Un presidente para enfrentar la desigualdad

Gonzalo Hernández
08 de mayo de 2018 - 05:40 a. m.

La gente ya está bastante acostumbrada a ver a Colombia punteando en los listados de desigualdad. Los resultados que nos ubican más cerca de Haití que de Argentina (para no ir muy lejos) no causan mayor estremecimiento.

Parece natural, obvio, inmodificable, incluso aceptable, que al 20 por ciento más pobre de los colombianos le corresponda menos del 5 por ciento del ingreso nacional, mientras que el 20 por ciento más rico cuenta con el 50 por ciento de ese ingreso. No faltan los descarados, con nostalgia medieval, que piensan que los privilegiados –como monarcas ungidos– y los pobres –como los súbditos– merecen esa distribución. Los sometidos quedan a la espera de la magnanimidad de los elegidos.

En asuntos de rankings, importa más el descenso reciente de Colombia en la clasificación de la FIFA –del puesto 13 al 16–. Y la fiebre mundialista tiene más temperatura que el tema de la desigualdad en la contienda electoral. Sin embargo, hay razones para que, así como los hinchas reclaman cambios de técnicos y formaciones cuando llegan las rachas de malos resultados, el día de las elecciones presidenciales votemos por propuestas correctivas de la desigualdad.  

Primero, la desigualdad económica es una forma de injusticia social. Refleja que millones de colombianos hacen parte de una nación que no brinda suficientes oportunidades para que todos accedan a los beneficios que la sociedad genera. Barato el patriotismo que se escucha por ahí mientras este tema no sea atendido con efectividad.  

Segundo, la desigualdad económica se traduce rápidamente en desigualdad política: algunos votos valen más que otros. La desigualdad debilita la democracia. Los intereses de los grupos que concentran el ingreso y la riqueza no están necesariamente alineados con los intereses de los pobres o de la clase media.

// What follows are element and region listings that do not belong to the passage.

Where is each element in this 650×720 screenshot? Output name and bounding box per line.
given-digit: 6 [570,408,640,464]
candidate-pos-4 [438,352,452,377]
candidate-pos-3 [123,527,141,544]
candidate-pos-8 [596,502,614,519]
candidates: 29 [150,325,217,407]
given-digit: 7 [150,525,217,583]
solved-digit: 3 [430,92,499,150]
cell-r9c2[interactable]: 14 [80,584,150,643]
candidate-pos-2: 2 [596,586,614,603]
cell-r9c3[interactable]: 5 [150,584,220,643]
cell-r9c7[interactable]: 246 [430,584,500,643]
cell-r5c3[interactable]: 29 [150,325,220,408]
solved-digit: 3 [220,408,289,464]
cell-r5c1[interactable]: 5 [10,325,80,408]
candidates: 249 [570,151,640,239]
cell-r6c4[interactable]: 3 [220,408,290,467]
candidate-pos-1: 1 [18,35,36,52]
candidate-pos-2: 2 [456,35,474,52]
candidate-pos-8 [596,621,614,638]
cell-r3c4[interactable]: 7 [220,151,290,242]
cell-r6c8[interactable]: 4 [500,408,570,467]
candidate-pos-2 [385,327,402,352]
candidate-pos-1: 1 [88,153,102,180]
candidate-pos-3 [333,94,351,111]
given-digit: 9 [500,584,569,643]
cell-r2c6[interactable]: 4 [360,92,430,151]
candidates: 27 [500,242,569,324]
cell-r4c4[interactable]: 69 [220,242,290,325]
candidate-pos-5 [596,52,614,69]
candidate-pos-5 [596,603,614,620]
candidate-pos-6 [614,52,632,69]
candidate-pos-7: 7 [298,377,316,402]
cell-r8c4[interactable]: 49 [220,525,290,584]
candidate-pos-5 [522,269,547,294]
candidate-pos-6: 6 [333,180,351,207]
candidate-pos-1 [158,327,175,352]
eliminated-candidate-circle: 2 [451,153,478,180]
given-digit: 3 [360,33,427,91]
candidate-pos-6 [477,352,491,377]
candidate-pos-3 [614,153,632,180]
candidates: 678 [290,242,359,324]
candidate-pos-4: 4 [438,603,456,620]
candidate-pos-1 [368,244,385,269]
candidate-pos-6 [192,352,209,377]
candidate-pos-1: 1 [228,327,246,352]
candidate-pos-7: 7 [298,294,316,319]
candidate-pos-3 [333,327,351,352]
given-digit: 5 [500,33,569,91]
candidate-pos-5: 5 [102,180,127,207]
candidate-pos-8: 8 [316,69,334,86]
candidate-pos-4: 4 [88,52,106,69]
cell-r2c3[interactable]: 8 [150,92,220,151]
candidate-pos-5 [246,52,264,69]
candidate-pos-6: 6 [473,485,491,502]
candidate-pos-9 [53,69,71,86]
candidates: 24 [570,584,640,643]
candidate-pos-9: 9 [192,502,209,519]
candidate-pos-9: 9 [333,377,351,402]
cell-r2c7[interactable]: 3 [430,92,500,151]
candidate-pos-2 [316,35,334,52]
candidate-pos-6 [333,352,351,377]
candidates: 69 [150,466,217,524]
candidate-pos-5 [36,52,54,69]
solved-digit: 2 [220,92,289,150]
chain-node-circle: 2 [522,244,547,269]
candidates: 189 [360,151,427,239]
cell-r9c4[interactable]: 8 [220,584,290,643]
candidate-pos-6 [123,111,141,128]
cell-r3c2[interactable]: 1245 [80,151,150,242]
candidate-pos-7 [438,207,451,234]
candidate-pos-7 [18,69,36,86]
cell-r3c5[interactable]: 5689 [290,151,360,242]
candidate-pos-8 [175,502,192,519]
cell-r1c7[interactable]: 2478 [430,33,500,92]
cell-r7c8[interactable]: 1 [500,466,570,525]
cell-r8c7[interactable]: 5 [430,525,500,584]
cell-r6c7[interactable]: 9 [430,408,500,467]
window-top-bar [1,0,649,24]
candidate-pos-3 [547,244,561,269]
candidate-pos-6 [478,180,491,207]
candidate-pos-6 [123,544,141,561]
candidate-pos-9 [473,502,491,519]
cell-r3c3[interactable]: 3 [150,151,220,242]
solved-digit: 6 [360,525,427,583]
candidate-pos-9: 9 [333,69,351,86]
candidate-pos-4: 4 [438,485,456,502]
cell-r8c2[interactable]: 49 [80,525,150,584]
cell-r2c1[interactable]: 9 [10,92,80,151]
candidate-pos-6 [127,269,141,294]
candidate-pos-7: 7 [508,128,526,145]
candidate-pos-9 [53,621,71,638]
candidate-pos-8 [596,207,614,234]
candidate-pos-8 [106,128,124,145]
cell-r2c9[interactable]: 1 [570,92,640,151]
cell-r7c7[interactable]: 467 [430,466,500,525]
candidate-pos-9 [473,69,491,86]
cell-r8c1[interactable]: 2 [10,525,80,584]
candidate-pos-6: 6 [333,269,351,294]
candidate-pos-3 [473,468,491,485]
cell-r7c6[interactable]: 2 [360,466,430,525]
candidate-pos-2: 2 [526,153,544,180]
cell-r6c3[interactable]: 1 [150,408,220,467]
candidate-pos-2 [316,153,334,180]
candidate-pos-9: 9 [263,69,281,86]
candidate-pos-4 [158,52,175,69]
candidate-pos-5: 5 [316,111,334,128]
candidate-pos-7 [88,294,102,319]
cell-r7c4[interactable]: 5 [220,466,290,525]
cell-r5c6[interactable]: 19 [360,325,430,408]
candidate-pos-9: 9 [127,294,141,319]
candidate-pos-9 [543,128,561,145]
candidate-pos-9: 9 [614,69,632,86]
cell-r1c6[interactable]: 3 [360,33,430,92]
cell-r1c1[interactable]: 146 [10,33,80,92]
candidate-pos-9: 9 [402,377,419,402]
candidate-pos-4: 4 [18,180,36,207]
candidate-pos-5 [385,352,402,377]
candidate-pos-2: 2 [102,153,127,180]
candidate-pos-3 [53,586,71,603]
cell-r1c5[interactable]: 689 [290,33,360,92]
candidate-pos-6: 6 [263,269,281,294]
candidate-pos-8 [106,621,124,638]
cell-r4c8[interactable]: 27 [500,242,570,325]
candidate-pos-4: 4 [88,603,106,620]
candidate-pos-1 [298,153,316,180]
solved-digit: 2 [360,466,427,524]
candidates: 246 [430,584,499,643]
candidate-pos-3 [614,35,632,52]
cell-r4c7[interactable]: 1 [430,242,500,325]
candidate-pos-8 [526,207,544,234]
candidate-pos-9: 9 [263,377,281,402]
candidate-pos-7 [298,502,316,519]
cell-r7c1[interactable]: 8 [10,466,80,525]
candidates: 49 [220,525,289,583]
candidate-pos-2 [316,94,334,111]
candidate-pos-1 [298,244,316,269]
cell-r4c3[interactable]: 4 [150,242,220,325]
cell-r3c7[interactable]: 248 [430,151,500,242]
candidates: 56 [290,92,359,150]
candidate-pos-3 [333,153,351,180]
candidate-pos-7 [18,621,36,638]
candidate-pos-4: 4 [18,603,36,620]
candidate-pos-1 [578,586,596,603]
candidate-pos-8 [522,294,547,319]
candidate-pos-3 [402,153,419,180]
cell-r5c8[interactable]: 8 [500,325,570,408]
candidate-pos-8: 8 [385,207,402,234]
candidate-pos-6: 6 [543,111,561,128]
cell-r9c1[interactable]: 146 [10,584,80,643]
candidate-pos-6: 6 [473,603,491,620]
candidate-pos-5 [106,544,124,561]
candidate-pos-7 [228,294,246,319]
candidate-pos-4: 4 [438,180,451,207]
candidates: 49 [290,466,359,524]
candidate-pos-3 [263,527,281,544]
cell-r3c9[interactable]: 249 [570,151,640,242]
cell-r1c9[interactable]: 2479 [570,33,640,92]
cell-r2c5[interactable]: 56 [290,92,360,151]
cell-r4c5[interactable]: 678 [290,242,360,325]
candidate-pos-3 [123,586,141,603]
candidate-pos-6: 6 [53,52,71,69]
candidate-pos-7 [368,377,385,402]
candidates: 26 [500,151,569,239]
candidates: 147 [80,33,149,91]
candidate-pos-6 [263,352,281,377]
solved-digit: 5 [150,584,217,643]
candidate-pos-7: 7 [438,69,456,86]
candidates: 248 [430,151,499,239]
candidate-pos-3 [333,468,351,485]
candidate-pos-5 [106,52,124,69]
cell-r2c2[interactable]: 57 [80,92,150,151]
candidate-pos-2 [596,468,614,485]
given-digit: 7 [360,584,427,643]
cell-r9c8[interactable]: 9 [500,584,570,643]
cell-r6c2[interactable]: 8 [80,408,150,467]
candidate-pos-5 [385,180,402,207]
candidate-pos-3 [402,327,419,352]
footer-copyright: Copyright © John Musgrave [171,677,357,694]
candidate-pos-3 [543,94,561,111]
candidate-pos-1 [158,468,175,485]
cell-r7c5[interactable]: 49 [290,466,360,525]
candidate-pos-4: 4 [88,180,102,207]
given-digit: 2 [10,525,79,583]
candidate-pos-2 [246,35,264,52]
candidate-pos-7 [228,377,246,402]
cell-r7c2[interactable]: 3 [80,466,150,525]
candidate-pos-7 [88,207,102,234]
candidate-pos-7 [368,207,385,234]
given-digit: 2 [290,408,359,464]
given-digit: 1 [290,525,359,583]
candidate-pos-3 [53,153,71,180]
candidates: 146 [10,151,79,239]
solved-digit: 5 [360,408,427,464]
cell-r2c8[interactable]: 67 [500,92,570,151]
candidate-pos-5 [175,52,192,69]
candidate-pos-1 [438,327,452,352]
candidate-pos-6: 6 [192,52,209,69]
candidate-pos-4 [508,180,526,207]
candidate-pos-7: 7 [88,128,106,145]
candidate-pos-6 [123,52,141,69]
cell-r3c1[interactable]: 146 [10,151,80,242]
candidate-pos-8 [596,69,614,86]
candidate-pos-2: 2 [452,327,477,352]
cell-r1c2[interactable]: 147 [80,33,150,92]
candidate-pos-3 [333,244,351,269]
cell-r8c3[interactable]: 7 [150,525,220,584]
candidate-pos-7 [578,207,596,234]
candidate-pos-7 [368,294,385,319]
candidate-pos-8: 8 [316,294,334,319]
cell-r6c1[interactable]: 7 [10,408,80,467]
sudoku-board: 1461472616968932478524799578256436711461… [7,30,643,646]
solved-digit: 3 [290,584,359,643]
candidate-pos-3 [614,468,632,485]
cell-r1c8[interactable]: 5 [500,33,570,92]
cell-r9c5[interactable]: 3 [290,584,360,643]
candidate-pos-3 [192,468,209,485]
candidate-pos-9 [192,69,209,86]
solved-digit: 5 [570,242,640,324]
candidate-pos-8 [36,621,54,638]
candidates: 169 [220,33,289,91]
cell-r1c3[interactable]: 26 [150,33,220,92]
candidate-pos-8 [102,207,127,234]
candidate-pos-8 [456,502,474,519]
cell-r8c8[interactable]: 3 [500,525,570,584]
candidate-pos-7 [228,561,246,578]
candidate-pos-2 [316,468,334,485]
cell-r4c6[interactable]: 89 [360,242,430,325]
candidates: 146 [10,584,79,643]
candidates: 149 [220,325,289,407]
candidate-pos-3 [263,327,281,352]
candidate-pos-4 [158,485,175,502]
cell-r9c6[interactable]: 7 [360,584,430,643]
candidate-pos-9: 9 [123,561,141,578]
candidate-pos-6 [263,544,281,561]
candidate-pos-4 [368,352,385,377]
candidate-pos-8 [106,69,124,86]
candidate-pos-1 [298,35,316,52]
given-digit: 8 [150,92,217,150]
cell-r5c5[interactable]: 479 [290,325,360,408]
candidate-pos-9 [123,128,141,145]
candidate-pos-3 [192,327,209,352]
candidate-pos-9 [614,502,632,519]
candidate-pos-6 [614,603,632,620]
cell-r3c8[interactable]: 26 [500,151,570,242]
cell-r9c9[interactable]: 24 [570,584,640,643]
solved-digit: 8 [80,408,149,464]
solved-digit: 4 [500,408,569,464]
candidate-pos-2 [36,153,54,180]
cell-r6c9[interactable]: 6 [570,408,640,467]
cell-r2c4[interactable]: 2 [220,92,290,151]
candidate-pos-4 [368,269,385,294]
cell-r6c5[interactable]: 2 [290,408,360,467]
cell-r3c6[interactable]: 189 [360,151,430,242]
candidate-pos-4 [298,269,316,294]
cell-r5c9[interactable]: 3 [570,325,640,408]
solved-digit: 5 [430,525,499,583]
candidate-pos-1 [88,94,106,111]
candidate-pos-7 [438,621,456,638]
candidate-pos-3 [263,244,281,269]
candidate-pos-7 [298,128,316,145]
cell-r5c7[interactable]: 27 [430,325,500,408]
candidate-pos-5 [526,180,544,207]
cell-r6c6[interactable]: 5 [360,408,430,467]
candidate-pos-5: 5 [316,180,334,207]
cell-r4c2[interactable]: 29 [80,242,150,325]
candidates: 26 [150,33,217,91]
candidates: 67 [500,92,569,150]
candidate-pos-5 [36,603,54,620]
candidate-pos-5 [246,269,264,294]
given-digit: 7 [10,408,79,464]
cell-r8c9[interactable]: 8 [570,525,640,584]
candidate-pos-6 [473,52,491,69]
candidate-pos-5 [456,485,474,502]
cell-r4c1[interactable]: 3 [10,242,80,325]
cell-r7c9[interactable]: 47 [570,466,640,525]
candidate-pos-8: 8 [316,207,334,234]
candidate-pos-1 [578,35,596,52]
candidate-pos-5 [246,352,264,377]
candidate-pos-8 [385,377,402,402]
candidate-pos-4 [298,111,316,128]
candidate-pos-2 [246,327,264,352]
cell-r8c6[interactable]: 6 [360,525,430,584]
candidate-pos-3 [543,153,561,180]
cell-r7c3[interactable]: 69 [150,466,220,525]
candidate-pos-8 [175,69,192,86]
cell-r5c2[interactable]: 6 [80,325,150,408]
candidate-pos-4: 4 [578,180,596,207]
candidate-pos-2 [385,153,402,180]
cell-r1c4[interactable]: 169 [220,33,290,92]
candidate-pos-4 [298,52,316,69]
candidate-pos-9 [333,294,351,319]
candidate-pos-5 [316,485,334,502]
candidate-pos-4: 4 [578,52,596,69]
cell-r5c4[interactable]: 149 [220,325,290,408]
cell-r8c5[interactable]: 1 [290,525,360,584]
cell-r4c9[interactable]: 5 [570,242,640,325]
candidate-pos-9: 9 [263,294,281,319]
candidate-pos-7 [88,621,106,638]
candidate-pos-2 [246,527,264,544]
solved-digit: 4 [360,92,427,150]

A través de la financiación de las campañas de los legisladores y del ejecutivo, los grupos de interés condicionan la política económica y regulatoria.

No es sorpresa, entonces, por ejemplo, que los asalariados paguen tasas efectivas de impuestos más altas que muchas personas naturales beneficiarias de las utilidades, o que se protejan algunos gremios de la competencia, o que queden vacíos jurídicos para que los corruptos no sean sancionados con severidad. La desigualdad mina la democracia y las instituciones necesarias para el desarrollo económico de largo pazo del país. 

Y que quede claro que para corregir la desigualdad económica no es necesario fracturar el país. Se puede arrancar con una estrategia de mayor y mejor gasto público en educación y salud. Por cierto, la Cepal ha mostrado evidencia de que el gasto público en salud y educación es el mecanismo que más corrige las desigualdades de ingreso en Colombia, por encima, por ejemplo, de las transferencias públicas en efectivo o las contribuciones a seguridad social. De hecho, las pensiones en Colombia intensifican las desigualdades.

En tres semanas, votaré por un candidato que priorice el gasto público en educación y salud para remover las barreras que se le han puesto al desarrollo de Colombia. Y pondré las manos en las orejas para no escuchar el canto de sirenas de que eso se logra con una reducción del Estado –con menos gasto y con menos impuestos–.

Un avance fuerte y modernizador de los sectores públicos de educación y de salud debe ser financiado con más impuestos pagados por las personas naturales que más se han beneficiado de la sociedad por largo tiempo.